There are many opinions, reports, and methods of thought circling the soccer industry regarding the financial impact of the 2014 FIFA World Cup on the host country, Brazil.
Some hope hosting the World Cup will help lift Brazil out of economic slowdown, but the associated economic activity ultimately pales before the country’s $2.2 trillion economy, the usual levels of investment spending and the annual revenues of most companies. The 32-day event will provide short-lived sales increases that are unlikely to materially affect earnings and disruptions associated with traffic, crowding and lost work days will take a toll on business.
– Barbara Mattos, Moody’s Vice President–Senior Analyst
The spectrum ranges from mild or no impact, sharing the opinions of Ms. Mattos, all the way to $13.6 Billion in 2014 alone, as predicted by Brazil’s tourism Minister, Vinicius Lages.
The cost of the tournament have been somewhat more consistent amongst experts, leveling out at approximately $11 Billion. The real question that matters for the Brazilian economy, is what the net impact of the tournament will be – not just focusing on the cost and revenue streams as separate entities. If we examine the cost vs revenue the impact of the World Cup is better understood. Looking at the estimates from around the industry, the immediate net impact on the Brazilian economy could fall anywhere between flat to +$2.6 Billion.

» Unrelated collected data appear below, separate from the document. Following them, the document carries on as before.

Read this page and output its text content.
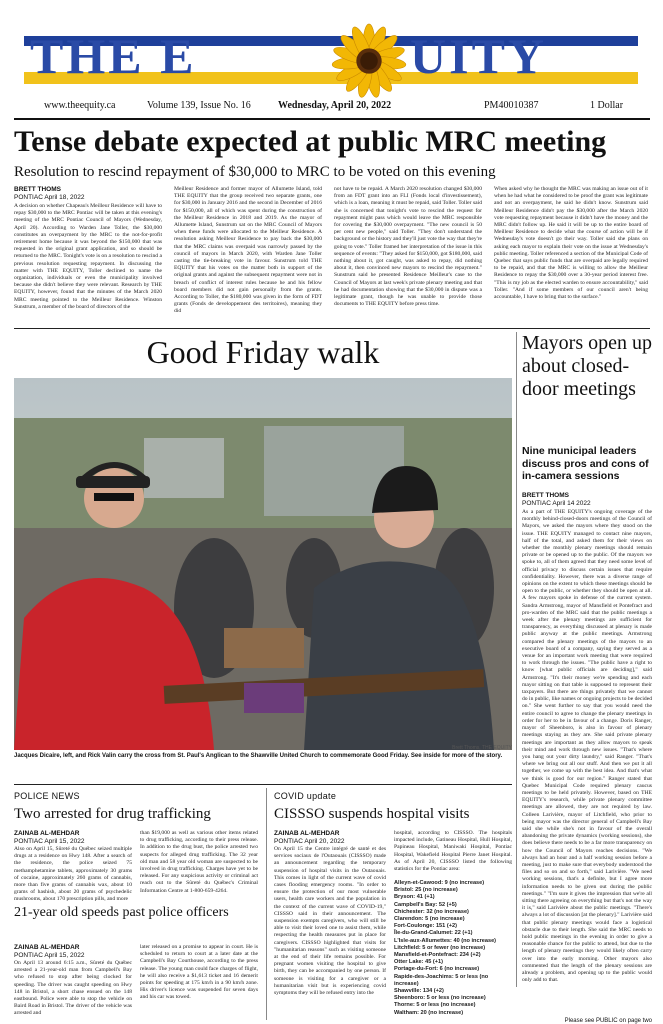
THE E	UITY
www.theequity.ca	Volume 139, Issue No. 16	Wednesday, April 20, 2022	PM40010387	1 Dollar
Tense debate expected at public MRC meeting
Resolution to rescind repayment of $30,000 to MRC to be voted on this evening
BRETT THOMS
PONTIAC April 18, 2022
A decision on whether Chapeau's Meilleur Residence will have to repay $30,000 to the MRC Pontiac will be taken at this evening's meeting of the MRC Pontiac Council of Mayors (Wednesday, April 20). According to Warden Jane Toller, the $30,000 constitutes an overpayment by the MRC to the not-for-profit retirement home because it was beyond the $150,000 that was requested in the original grant application, and so should be returned to the MRC. Tonight's vote is on a resolution to rescind a previous resolution requesting repayment. In discussing the matter with THE EQUITY, Toller declined to name the organization, individuals or even the municipality involved because she didn't believe they were relevant. Research by THE EQUITY, however, found that the minutes of the March 2020 MRC meeting pointed to the Meilleur Residence. Winston Sunstrum, a member of the board of directors of the
Meilleur Residence and former mayor of Allumette Island, told THE EQUITY that the group received two separate grants, one for $30,000 in January 2016 and the second in December of 2016 for $150,000, all of which was spent during the construction of the Meilleur Residence in 2018 and 2019. As the mayor of Allumette Island, Sunstrum sat on the MRC Council of Mayors when these funds were allocated to the Meilleur Residence. A resolution asking Meilleur Residence to pay back the $30,000 that the MRC claims was overpaid was narrowly passed by the council of mayors in March 2020, with Warden Jane Toller casting the tie-breaking vote in favour. Sunstrum told THE EQUITY that his votes on the matter both in support of the original grants and against the subsequent repayment were not in breach of conflict of interest rules because he and his fellow board members did not gain personally from the grants. According to Toller, the $180,000 was given in the form of FDT grants (Fonds de developpement des territoires), meaning they did
not have to be repaid. A March 2020 resolution changed $30,000 from an FDT grant into an FLI (Fonds local d'investissement), which is a loan, meaning it must be repaid, said Toller. Toller said she is concerned that tonight's vote to rescind the request for repayment might pass which would leave the MRC responsible for covering the $30,000 overpayment. "The new council is 50 per cent new people," said Toller. "They don't understand the background or the history and they'll just vote the way that they're going to vote." Toller framed her interpretation of the issue in this sequence of events: "They asked for $150,000, got $180,000, said nothing about it, got caught, was asked to repay, did nothing about it, then convinced new mayors to rescind the repayment." Sunstrum said he presented Residence Meilleur's case to the Council of Mayors at last week's private plenary meeting and that he had documentation showing that the $30,000 in dispute was a legitimate grant, though he was unable to provide those documents to THE EQUITY before press time.
When asked why he thought the MRC was making an issue out of it when he had what he considered to be proof the grant was legitimate and not an overpayment, he said he didn't know. Sunstrum said Meilleur Residence didn't pay the $30,000 after the March 2020 vote requesting repayment because it didn't have the money and the MRC didn't follow up. He said it will be up to the entire board of Meilleur Residence to decide what the course of action will be if Wednesday's vote doesn't go their way. Toller said she plans on asking each mayor to explain their vote on the issue at Wednesday's public meeting. Toller referenced a section of the Municipal Code of Quebec that says public funds that are overpaid are legally required to be repaid, and that the MRC is willing to allow the Meilleur Residence to repay the $30,000 over a 30-year period interest free. "This is my job as the elected warden to ensure accountability," said Toller. "And if some members of our council aren't being accountable, I have to bring that to the surface."
Good Friday walk
Jacques Dicaire, left, and Rick Valin carry the cross from St. Paul's Anglican to the Shawville United Church to commemorate Good Friday. See inside for more of the story.
Brett Thoms, THE EQUITY
Mayors open up about closed-door meetings
Nine municipal leaders discuss pros and cons of in-camera sessions
BRETT THOMS
PONTIAC April 14 2022
As a part of THE EQUITY's ongoing coverage of the monthly behind-closed-doors meetings of the Council of Mayors, we asked the mayors where they stood on the issue. THE EQUITY managed to contact nine mayors, half of the total, and asked them for their views on whether the monthly plenary meetings should remain private or be opened up to the public. Of the mayors we spoke to, all of them agreed that they need some level of official privacy to discuss certain issues that require confidentiality. However, there was a diverse range of opinions on the extent to which these meetings should be open to the public, or whether they should be open at all. A few mayors spoke in defense of the current system. Sandra Armstrong, mayor of Mansfield et Pontefract and pro-warden of the MRC said that the public meetings a week after the plenary meetings are sufficient for transparency, as everything discussed at plenary is made public anyway at the public meetings. Armstrong compared the plenary meetings of the mayors to an executive board of a company, saying they served as a venue for an important work meeting that were required to work through the issues. "The public have a right to know [what public officials are deciding]," said Armstrong. "It's their money we're spending and each mayor sitting on that table is supposed to represent their taxpayers. But there are things privately that we cannot do in public, like names or ongoing projects to be decided on." She went further to say that you would need the entire council to agree to change the plenary meetings in order for her to be in favour of a change. Doris Ranger, mayor of Sheenboro, is also in favour of plenary meetings staying as they are. She said private plenary meetings are important as they allow mayors to speak their mind and work through new issues. "That's where you hang out your dirty laundry," said Ranger. "That's where we bring out all our stuff. And then we put it all together, we come up with the best idea. And that's what we think is good for our region." Ranger stated that Quebec Municipal Code required plenary caucus meetings to be held privately. However, based on THE EQUITY's research, while private plenary committee meetings are allowed, they are not required by law. Colleen Larivière, mayor of Litchfield, who prior to being mayor was the director general of Campbell's Bay said she while she's not in favour of the overall abandoning the private dynamics (working sessions), she does believe there needs to be a far more transparency on how the Council of Mayors reaches decisions. "We always had an hour and a half working session before a meeting, just to make sure that everybody understood the files and so on and so forth," said Larivière. "We need working sessions, that's a definite, but I agree more information needs to be given out during the public meetings." "I'm sure it gives the impression that we're all sitting there agreeing on everything but that's not the way it is," said Larivière about the public meetings. "There's always a lot of discussion [at the plenary]." Larivière said that public plenary meetings would face a logistical obstacle due to their length. She said the MRC needs to hold public meetings in the evening in order to give a reasonable chance for the public to attend, but due to the length of plenary meetings they would likely often carry over into the early morning. Other mayors also commented that the length of the plenary sessions are already a problem, and opening up to the public would only add to that.
Please see PUBLIC on page two
POLICE NEWS
Two arrested for drug trafficking
ZAINAB AL-MEHDAR
PONTIAC April 15, 2022
Also on April 15, Sûreté du Québec seized multiple drugs at a residence on Hwy 148. After a search of the residence, the police seized 75 methamphetamine tablets, approximately 30 grams of cocaine, approximately 260 grams of cannabis, more than five grams of cannabis wax, about 10 grams of hashish, about 20 grams of psychedelic mushrooms, about 170 prescription pills, and more
than $19,000 as well as various other items related to drug trafficking, according to their press release. In addition to the drug bust, the police arrested two suspects for alleged drug trafficking. The 32 year old man and 58 year old woman are suspected to be involved in drug trafficking. Charges have yet to be released. For any suspicious activity or criminal act reach out to the Sûreté du Québec's Criminal Information Centre at 1-800-659-4264.
21-year old speeds past police officers
ZAINAB AL-MEHDAR
PONTIAC April 15, 2022
On April 13 around 6:15 a.m., Sûreté du Québec arrested a 21-year-old man from Campbell's Bay who refused to stop after being clocked for speeding. The driver was caught speeding on Hwy 148 in Bristol, a short chase ensued on the 148 eastbound. Police were able to stop the vehicle on Baird Road in Bristol. The driver of the vehicle was arrested and
later released on a promise to appear in court. He is scheduled to return to court at a later date at the Campbell's Bay Courthouse, according to the press release. The young man could face charges of flight, he will also receive a $1,613 ticket and 16 demerit points for speeding at 175 km/h in a 90 km/h zone. His driver's licence was suspended for seven days and his car was towed.
COVID update
CISSSO suspends hospital visits
ZAINAB AL-MEHDAR
PONTIAC April 20, 2022
On April 15 the Centre intégré de santé et des services sociaux de l'Outaouais (CISSSO) made an announcement regarding the temporary suspension of hospital visits in the Outaouais. This comes in light of the current wave of covid cases flooding emergency rooms. "In order to ensure the protection of our most vulnerable users, health care workers and the population in the context of the current wave of COVID-19," CISSSO said in their announcement. The suspension exempts caregivers, who will still be able to visit their loved one to assist them, while respecting the health measures put in place for caregivers. CISSSO highlighted that visits for "humanitarian reasons" such as visiting someone at the end of their life remains possible. For pregnant women visiting the hospital to give birth, they can be accompanied by one person. If someone is visiting for a caregiver or a humanitarian visit but is experiencing covid symptoms they will be refused entry into the
hospital, according to CISSSO. The hospitals impacted include, Gatineau Hospital, Hull Hospital, Papineau Hospital, Maniwaki Hospital, Pontiac Hospital, Wakefield Hospital Pierre Janet Hospital. As of April 20, CISSSO listed the following statistics for the Pontiac area:
Alleyn-et-Cawood: 9 (no increase)
Bristol: 25 (no increase)
Bryson: 41 (+1)
Campbell's Bay: 52 (+5)
Chichester: 32 (no increase)
Clarendon: 5 (no increase)
Fort-Coulonge: 151 (+2)
Île-du-Grand-Calumet: 22 (+1)
L'Isle-aux-Allumettes: 40 (no increase)
Litchfield: 5 or fewer (no increase)
Mansfield-et-Pontefract: 234 (+2)
Otter Lake: 45 (+1)
Portage-du-Fort: 6 (no increase)
Rapide-des-Joachims: 5 or less (no increase)
Shawville: 134 (+2)
Sheenboro: 5 or less (no increase)
Thorne: 5 or less (no increase)
Waltham: 20 (no increase)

The majority of the anticipated revenue generation from the World Cup, at least in the short-term, will come from the estimated 3.7 million domestic and international tourists that will come to partake in the festivities in the month-long event. According to a report from nerdwallet, these 3.7 million tourists are expected to spend approximately $11.1 Billion, which would be +0.5% increase to the country’s total GDP ($2.435 Trillion). However, if we take cost into account and look at the net result, generously speaking the impact on Brazil’s economy would be a meager +$100 Million, or a +0.004% net increase to the country’s GDP.

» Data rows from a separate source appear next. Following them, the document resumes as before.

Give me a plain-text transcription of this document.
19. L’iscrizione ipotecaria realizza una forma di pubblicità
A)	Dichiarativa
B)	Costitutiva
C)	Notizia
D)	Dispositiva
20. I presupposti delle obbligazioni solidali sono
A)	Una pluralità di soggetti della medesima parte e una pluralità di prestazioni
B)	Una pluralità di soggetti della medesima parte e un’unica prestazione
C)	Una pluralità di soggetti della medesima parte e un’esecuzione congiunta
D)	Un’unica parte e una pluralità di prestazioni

That only looks at the short-term impact, however, to be fair we need to look at what the potential long-term impact could be. Ernst & Young and the Getulia Vargas Foundation predicted that the World Cup and the Olympics would combine to create an estimated 3.6 million new jobs in Brazil and would add 4% a year to the country’s economic growth. This would be quite impressive indeed, seeing how in the last 5 years, Brazil’s highest quarterly GDP growth rate topped out at 2.5%, and that was back in 2010.
For Brazil to fully realize the financial potential of hosting these two historic and prestigious events, they have to translate the benefits across all socioeconomic levels – something Ernst & Young also echoed in its report. Brazil is a country of approximately 200 million people, of which 32 million, or 16%, live in poverty. A large factor in Brazil’s economic success and “emerging market” status over the last decade has been the increase in buying power of its middle class. To throw this gap into perspective, nerdwallet crunched some numbers and found that the 32 million impoverished people in Brazil were expected to spend about $1.3 Billion collectively during the month-long World Cup. During that same time, the 3.7 million tourists, 3.1 million of which are domestic, are expected to spend $11.1 Billion as mentioned above.

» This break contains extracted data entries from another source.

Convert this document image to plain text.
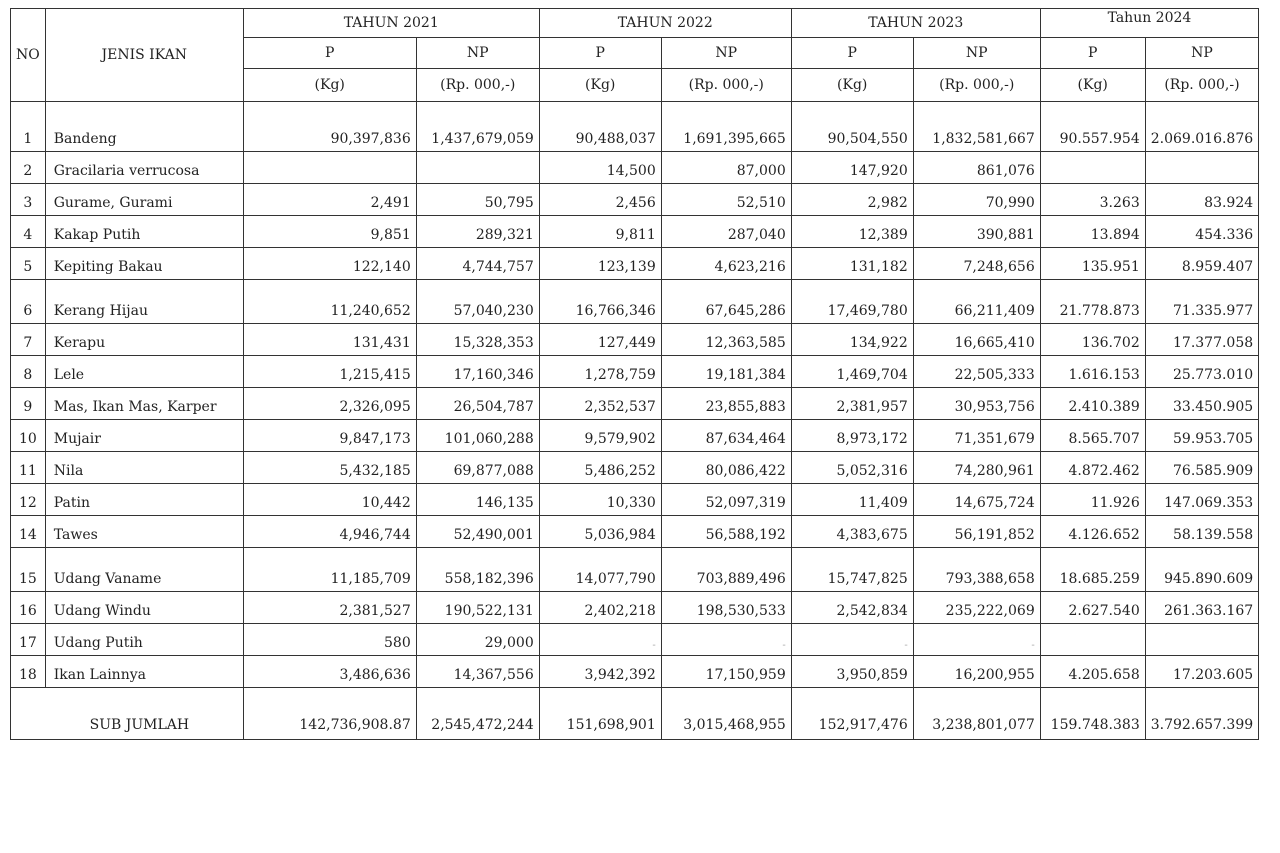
NO	JENIS IKAN	TAHUN 2021		TAHUN 2022		TAHUN 2023		Tahun 2024	
		P	NP	P	NP	P	NP	P	NP
		(Kg)	(Rp. 000,-)	(Kg)	(Rp. 000,-)	(Kg)	(Rp. 000,-)	(Kg)	(Rp. 000,-)
1	Bandeng	90,397,836	1,437,679,059	90,488,037	1,691,395,665	90,504,550	1,832,581,667	90.557.954	2.069.016.876
2	Gracilaria verrucosa			14,500	87,000	147,920	861,076		
3	Gurame, Gurami	2,491	50,795	2,456	52,510	2,982	70,990	3.263	83.924
4	Kakap Putih	9,851	289,321	9,811	287,040	12,389	390,881	13.894	454.336
5	Kepiting Bakau	122,140	4,744,757	123,139	4,623,216	131,182	7,248,656	135.951	8.959.407
6	Kerang Hijau	11,240,652	57,040,230	16,766,346	67,645,286	17,469,780	66,211,409	21.778.873	71.335.977
7	Kerapu	131,431	15,328,353	127,449	12,363,585	134,922	16,665,410	136.702	17.377.058
8	Lele	1,215,415	17,160,346	1,278,759	19,181,384	1,469,704	22,505,333	1.616.153	25.773.010
9	Mas, Ikan Mas, Karper	2,326,095	26,504,787	2,352,537	23,855,883	2,381,957	30,953,756	2.410.389	33.450.905
10	Mujair	9,847,173	101,060,288	9,579,902	87,634,464	8,973,172	71,351,679	8.565.707	59.953.705
11	Nila	5,432,185	69,877,088	5,486,252	80,086,422	5,052,316	74,280,961	4.872.462	76.585.909
12	Patin	10,442	146,135	10,330	52,097,319	11,409	14,675,724	11.926	147.069.353
14	Tawes	4,946,744	52,490,001	5,036,984	56,588,192	4,383,675	56,191,852	4.126.652	58.139.558
15	Udang Vaname	11,185,709	558,182,396	14,077,790	703,889,496	15,747,825	793,388,658	18.685.259	945.890.609
16	Udang Windu	2,381,527	190,522,131	2,402,218	198,530,533	2,542,834	235,222,069	2.627.540	261.363.167
17	Udang Putih	580	29,000	-	-	-	-		
18	Ikan Lainnya	3,486,636	14,367,556	3,942,392	17,150,959	3,950,859	16,200,955	4.205.658	17.203.605
SUB JUMLAH		142,736,908.87	2,545,472,244	151,698,901	3,015,468,955	152,917,476	3,238,801,077	159.748.383	3.792.657.399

As nerdwallet notes, a population one ninth the size will spend nine times as much as the 32 million impoverished Brazilians during the World Cup this month. One of the main benefits of the World Cup is the job generation inherent in the preparation and maintenance of the country’s infrastructure before, during, and after the tournament. Hopefully, for Brazil’s sake, at least some of those 32 million living in poverty can take advantage of these new jobs, which will increase disposable income, and increase spending…you get it. This is the unknown that is particularly difficult to project with regard to the overall financial impact of the World Cup. The only real way to know is to wait and see.